"Pasy" zajmują obecnie siódme miejsce w tabeli z dorobkiem 31 punktów, czyli dwa mniej od Górnika, który jest szósty. Obydwa zespoły teoretycznie liczą się jeszcze w walce o czwartą lokatę, która może dać prawo startu w kwalifikacjach Ligi Konferencji. Cracovia swoje szanse na realizację tego celu mocno ograniczyła w poniedziałek przegrywając u siebie 1:2 z ostatnim zespołem – Buk-Betem Termalicą Nieciecza.
"Mamy osiem punktów straty do czwartego miejsca, to sporo, ale ja nigdy nie składałem deklaracji, że będziemy atakować pozycje pucharowe. Mecz z Bruk-Betem bardzo dokładnie przeanalizowaliśmy. Ta analiza była nawet dłuższa niż zwykle. Popełniliśmy w nim dwa indywidualne błędy, które nas drogo kosztowały. W spotkaniu tym były też dobre fragmenty w naszym wykonaniu. Wnioski wyciągnęliśmy. Liczę, że w Zabrzu zespół będzie wyglądał inaczej. Chcemy zmazać złe wrażenie po porażce z Bruk-Betem" – zadeklarował trener Zieliński.
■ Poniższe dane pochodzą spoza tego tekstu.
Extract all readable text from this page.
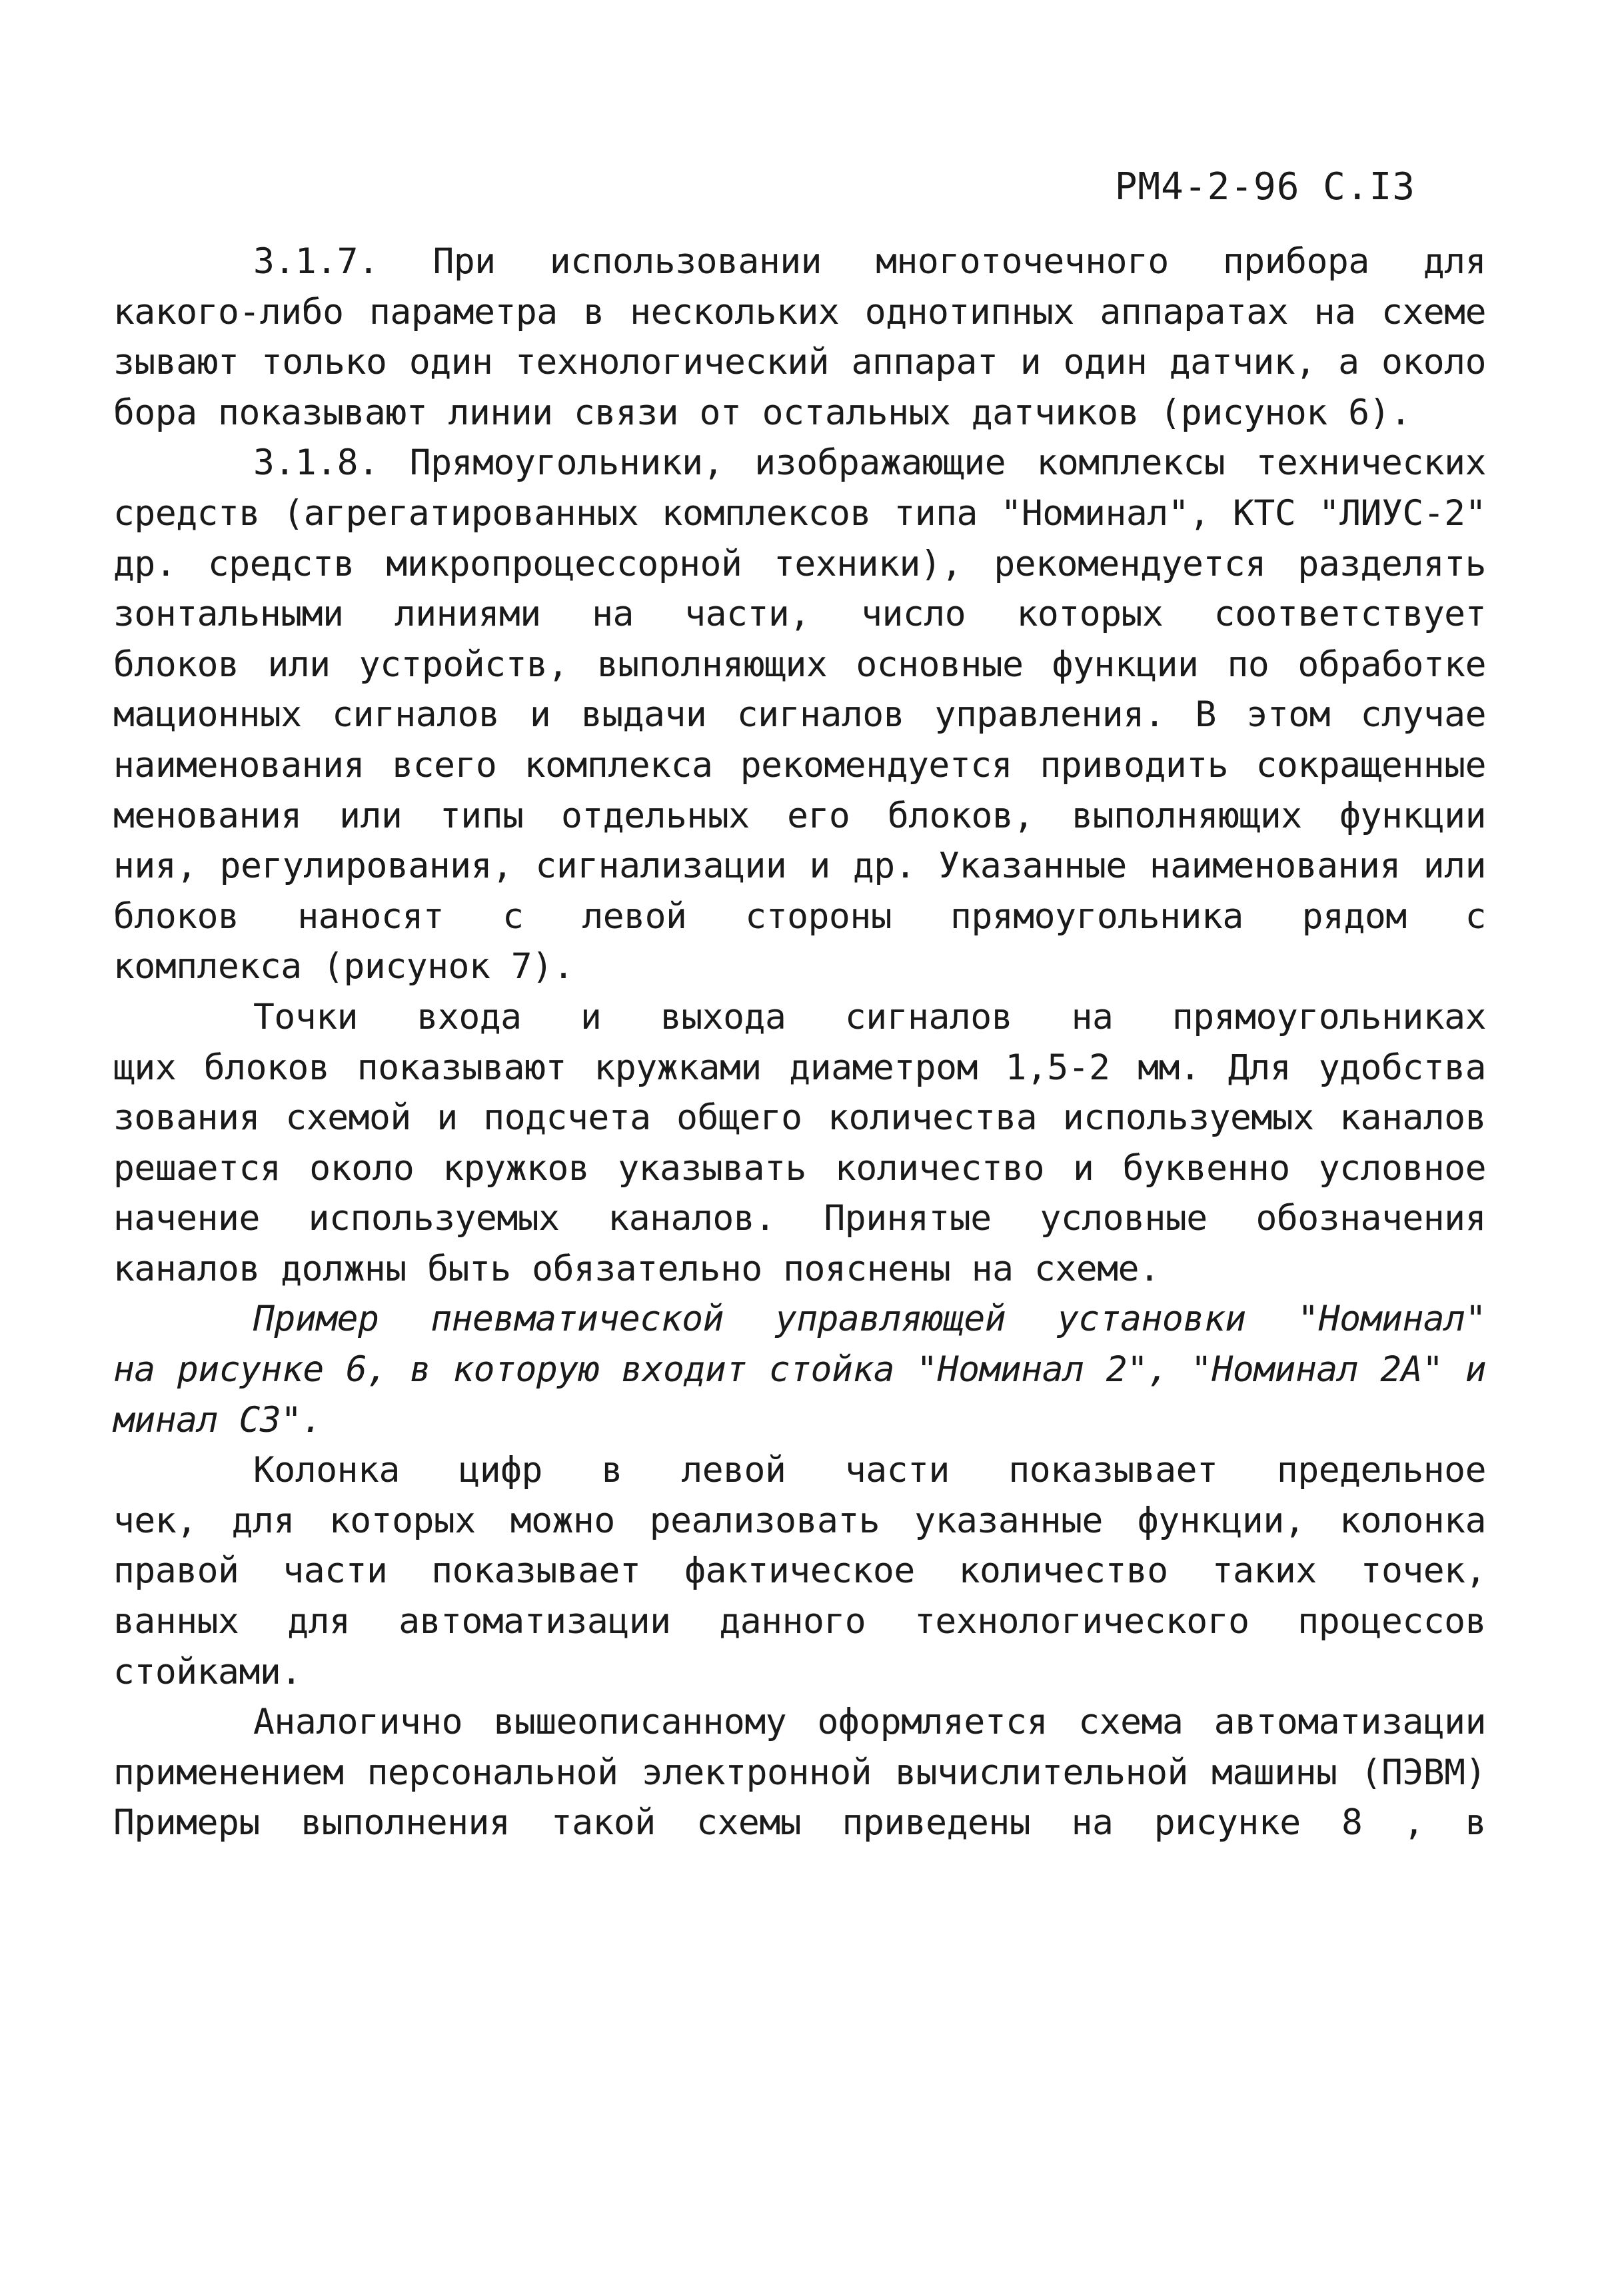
РМ4-2-96 С.I3
3.1.7. При использовании многоточечного прибора для
какого-либо параметра в нескольких однотипных аппаратах на схеме
зывают только один технологический аппарат и один датчик, а около
бора показывают линии связи от остальных датчиков (рисунок 6).
3.1.8. Прямоугольники, изображающие комплексы технических
средств (агрегатированных комплексов типа "Номинал", КТС "ЛИУС-2"
др. средств микропроцессорной техники), рекомендуется разделять
зонтальными линиями на части, число которых соответствует
блоков или устройств, выполняющих основные функции по обработке
мационных сигналов и выдачи сигналов управления. В этом случае
наименования всего комплекса рекомендуется приводить сокращенные
менования или типы отдельных его блоков, выполняющих функции
ния, регулирования, сигнализации и др. Указанные наименования или
блоков наносят с левой стороны прямоугольника рядом с
комплекса (рисунок 7).
Точки входа и выхода сигналов на прямоугольниках
щих блоков показывают кружками диаметром 1,5-2 мм. Для удобства
зования схемой и подсчета общего количества используемых каналов
решается около кружков указывать количество и буквенно условное
начение используемых каналов. Принятые условные обозначения
каналов должны быть обязательно пояснены на схеме.
Пример пневматической управляющей установки "Номинал"
на рисунке 6, в которую входит стойка "Номинал 2", "Номинал 2А" и
минал С3".
Колонка цифр в левой части показывает предельное
чек, для которых можно реализовать указанные функции, колонка
правой части показывает фактическое количество таких точек,
ванных для автоматизации данного технологического процессов
стойками.
Аналогично вышеописанному оформляется схема автоматизации
применением персональной электронной вычислительной машины (ПЭВМ)
Примеры выполнения такой схемы приведены на рисунке 8 , в
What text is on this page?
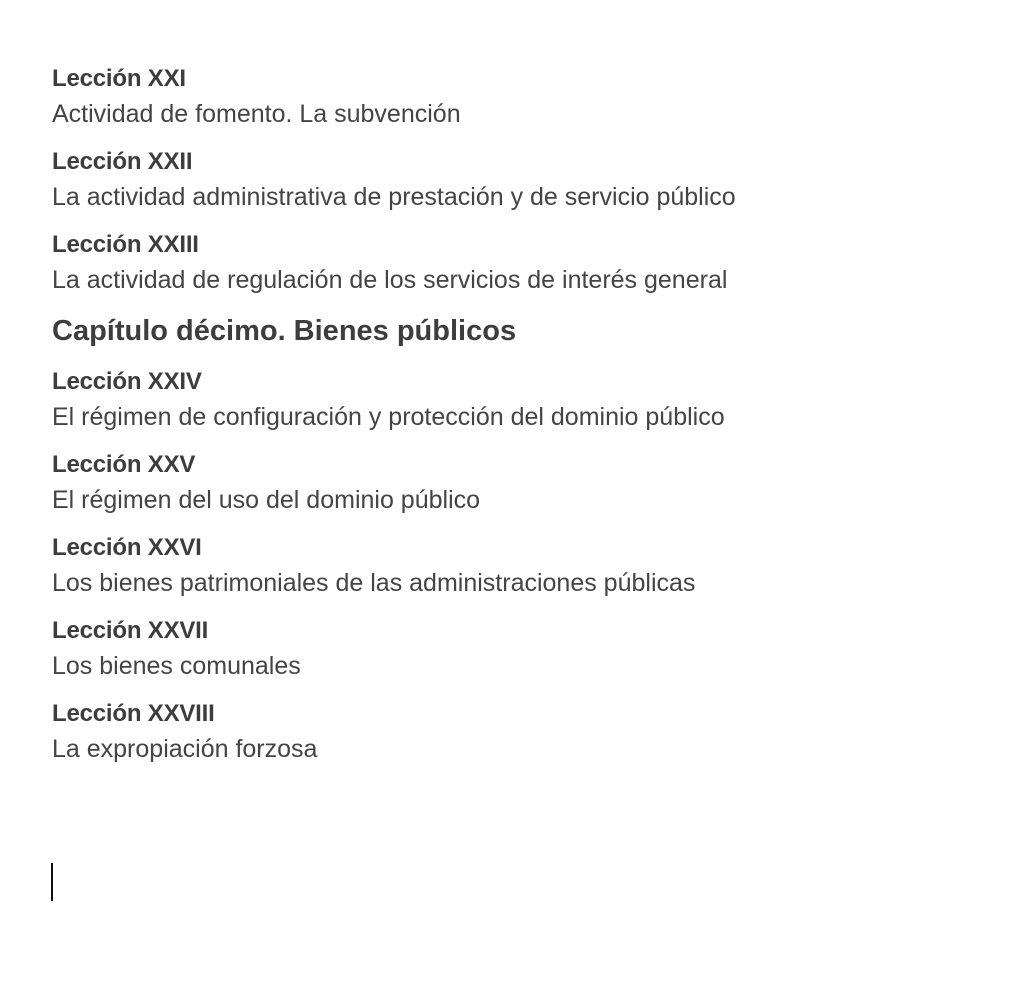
Lección XXI
Actividad de fomento. La subvención
Lección XXII
La actividad administrativa de prestación y de servicio público
Lección XXIII
La actividad de regulación de los servicios de interés general
Capítulo décimo. Bienes públicos
Lección XXIV
El régimen de configuración y protección del dominio público
Lección XXV
El régimen del uso del dominio público
Lección XXVI
Los bienes patrimoniales de las administraciones públicas
Lección XXVII
Los bienes comunales
Lección XXVIII
La expropiación forzosa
Sytuacja kadrowa Cracovii nieco się skomplikowała, gdyż na treningu kontuzji doznał Filip Balaj. Uszkodził sobie staw skowy i czeka go minimum miesięczna przerwa. Z kolei obrońca Jakub Jugas przeszedł operację barku i w tym sezonie już nie pojawi się na boisku. Drobne problemy zdrowotne ma Patryk Zaucha, natomiast coraz bliżej powrotu do gry jest skrzydłowy Thiago, który w ubiegłym roku zerwał więzadła w kolanie.
W ostatnim dniu okna transferowego Cracovia pozyskała obrońcę Virgila Ghitę. Nie można wykluczyć, że Rumun który właśnie otrzymał powołanie do reprezentacji na mecze z Grecją i Izraelem, zadebiutuje w Zabrzu.
"Jeszcze w niedzielę grał mecz w swoim poprzednim klubie, jest w normalnym rytmie i dobrej dyspozycji" – ocenił Zieliński.
W poniedziałkowym spotkaniu z Bruk-Betem zadebiutował Jewhen Konoplanka. Ukrainiec spędził na boisku całą drugą połowę, choć według wstępnych planów miał grać przez minimum pół godziny.
"Sytuacja nas do tego zmusiła, bo chcieliśmy gonić wynik od początku drugiej połowy i to się częściowo udało. Jewhen zaczął akcję, która zakończyła się rogiem i golem dla nas. Nie ma on jeszcze tylu sił, aby przez 45 minut grać na maksymalnym powerze. W pewnym momencie zniknął. Myślę jednak, że będzie nam dawał coraz więcej" – podsumował jego występ Zieliński, który podkreślił, że Konoplance trudno w stu procentach skoncentrować się na futbolu.
"Skoro takie tragedie się dzieją, to każdy ma je z tyłu głowy. Jewhen o tyle jest już spokojniejszy, że ma już przy sobie rodzinę. Żona, dzieci i jego rodzice też dotarli do Krakowa. Będzie spokojniejszy, ale nigdy nie będzie tak, że nie będzie myślał o tym, co się dzieje w jego kraju" – nie miał wątpliwości Zieliński.
Niedzielny mecz w Zabrzu rozpocznie się o godz. 15.00. W poprzednim spotkaniu tych drużyn w Krakowie padł remis 2:2.